InPlay Oil Corp. (TSX: IPO) (TASE: IPO) (OTCQX: IPOOF) has announced the renewal of its normal course issuer bid (NCIB), allowing the company to repurchase and cancel up to 1,793,976 common shares, representing 10% of its public float as of May 14, 2026. The buyback program is set to begin May 25, 2026, and continue through May 24, 2027, subject to earlier completion or termination. The Toronto Stock Exchange has accepted the company’s notice for the renewed NCIB, which serves as a key capital allocation tool.
The renewed share buyback program reflects the company’s confidence in its long-term outlook, according to the announcement. InPlay noted that stronger free cash flow in the current crude oil pricing environment supports the repurchase strategy. Management believes that reducing the share count will improve per-share metrics and enhance shareholder value, particularly during periods of volatile energy markets. The full press release is available at https://nnw.fm/Sbr8H.
InPlay Oil is a junior oil and gas exploration and production company with operations in Alberta, focused on light oil production. The company operates long-lived, low-decline properties with drilling development and enhanced oil recovery potential, as well as undeveloped lands with exploration possibilities. The common shares trade on the Toronto Stock Exchange under the symbol ‘IPO’, the Tel-Aviv Stock Exchange under the symbol ‘IPO’, and the OTCQX under the symbol ‘IPOOF’. More information is available at https://www.inplayoil.com/.
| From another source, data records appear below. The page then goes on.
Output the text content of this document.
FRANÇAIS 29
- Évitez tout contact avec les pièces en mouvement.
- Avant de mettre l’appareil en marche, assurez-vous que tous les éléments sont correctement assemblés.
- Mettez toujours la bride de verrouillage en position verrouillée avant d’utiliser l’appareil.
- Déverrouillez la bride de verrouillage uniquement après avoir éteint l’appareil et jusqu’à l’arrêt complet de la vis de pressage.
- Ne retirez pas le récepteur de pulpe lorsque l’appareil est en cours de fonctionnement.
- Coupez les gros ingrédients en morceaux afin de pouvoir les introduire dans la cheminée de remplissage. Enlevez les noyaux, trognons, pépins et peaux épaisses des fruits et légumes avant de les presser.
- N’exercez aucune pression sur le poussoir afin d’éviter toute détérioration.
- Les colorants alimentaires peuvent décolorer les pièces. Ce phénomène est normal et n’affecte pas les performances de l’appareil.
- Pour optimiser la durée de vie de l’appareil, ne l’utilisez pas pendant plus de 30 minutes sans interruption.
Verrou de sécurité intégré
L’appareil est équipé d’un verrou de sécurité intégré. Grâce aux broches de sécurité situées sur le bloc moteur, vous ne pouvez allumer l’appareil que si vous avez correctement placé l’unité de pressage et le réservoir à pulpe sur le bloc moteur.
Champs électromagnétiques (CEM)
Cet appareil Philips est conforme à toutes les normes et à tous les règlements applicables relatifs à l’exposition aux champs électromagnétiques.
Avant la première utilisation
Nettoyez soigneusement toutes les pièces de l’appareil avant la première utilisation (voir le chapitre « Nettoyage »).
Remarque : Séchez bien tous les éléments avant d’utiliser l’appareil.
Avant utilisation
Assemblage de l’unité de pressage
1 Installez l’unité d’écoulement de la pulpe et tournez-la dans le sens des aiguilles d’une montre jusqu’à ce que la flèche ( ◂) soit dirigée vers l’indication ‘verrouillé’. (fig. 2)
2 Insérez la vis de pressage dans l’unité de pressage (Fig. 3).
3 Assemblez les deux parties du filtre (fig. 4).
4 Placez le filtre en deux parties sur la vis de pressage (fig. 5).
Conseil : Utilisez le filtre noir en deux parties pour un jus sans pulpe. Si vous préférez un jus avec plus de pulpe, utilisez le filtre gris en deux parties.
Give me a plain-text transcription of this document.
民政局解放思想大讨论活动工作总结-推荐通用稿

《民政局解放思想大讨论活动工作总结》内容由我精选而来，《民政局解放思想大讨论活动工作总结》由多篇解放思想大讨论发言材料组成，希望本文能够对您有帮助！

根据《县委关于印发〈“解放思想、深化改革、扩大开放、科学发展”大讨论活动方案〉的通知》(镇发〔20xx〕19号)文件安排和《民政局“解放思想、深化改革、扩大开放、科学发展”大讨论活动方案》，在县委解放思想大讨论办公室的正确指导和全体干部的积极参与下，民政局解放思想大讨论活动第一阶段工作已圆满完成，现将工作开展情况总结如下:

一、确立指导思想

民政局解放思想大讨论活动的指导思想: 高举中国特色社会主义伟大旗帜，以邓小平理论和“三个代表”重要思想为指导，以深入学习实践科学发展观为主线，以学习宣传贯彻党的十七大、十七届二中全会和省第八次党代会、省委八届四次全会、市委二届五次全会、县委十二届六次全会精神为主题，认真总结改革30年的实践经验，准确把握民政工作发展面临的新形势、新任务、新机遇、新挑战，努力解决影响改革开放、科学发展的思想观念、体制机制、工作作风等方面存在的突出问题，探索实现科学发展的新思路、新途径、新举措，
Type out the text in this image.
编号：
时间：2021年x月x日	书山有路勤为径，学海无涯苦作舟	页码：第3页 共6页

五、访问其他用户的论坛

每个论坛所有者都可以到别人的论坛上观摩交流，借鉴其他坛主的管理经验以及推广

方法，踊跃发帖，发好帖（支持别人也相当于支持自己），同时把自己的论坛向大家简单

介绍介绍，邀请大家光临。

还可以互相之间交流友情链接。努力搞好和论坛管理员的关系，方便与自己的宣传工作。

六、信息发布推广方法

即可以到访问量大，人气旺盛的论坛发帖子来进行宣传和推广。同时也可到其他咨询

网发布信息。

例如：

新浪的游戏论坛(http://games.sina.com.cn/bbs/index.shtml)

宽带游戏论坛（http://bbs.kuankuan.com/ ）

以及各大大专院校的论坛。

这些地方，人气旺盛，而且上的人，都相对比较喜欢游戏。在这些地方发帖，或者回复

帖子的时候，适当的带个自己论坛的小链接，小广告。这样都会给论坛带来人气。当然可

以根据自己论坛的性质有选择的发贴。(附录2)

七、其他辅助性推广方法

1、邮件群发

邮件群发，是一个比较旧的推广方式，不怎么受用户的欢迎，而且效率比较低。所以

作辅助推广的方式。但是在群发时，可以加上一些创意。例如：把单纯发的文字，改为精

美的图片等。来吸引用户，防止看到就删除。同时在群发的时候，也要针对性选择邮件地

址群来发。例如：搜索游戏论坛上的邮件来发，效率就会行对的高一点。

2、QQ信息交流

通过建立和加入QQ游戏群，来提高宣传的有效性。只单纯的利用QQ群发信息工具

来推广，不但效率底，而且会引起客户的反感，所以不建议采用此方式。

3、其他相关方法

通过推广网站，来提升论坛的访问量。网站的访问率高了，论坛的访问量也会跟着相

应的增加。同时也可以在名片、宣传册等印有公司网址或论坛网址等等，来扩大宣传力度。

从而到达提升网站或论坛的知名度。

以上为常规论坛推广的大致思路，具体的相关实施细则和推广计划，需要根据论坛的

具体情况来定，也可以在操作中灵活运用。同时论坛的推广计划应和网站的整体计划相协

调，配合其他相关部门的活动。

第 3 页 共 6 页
The decision to renew the buyback program comes at a time when many energy companies are reassessing their capital allocation strategies. By repurchasing shares, InPlay signals to the market that its management sees the current share price as undervalued and believes the company’s assets and cash flow generation justify a higher valuation. The move also provides a mechanism to return capital to shareholders without committing to a fixed dividend, offering flexibility in a sector known for price swings.
For investors, the NCIB renewal may be interpreted as a positive signal about InPlay’s financial health and its ability to generate free cash flow even in a volatile crude oil environment. The reduction in outstanding shares could lead to an increase in earnings per share and other per-share metrics, potentially boosting the stock’s appeal. However, the effectiveness of the program will depend on the actual repurchase prices and market conditions over the coming year.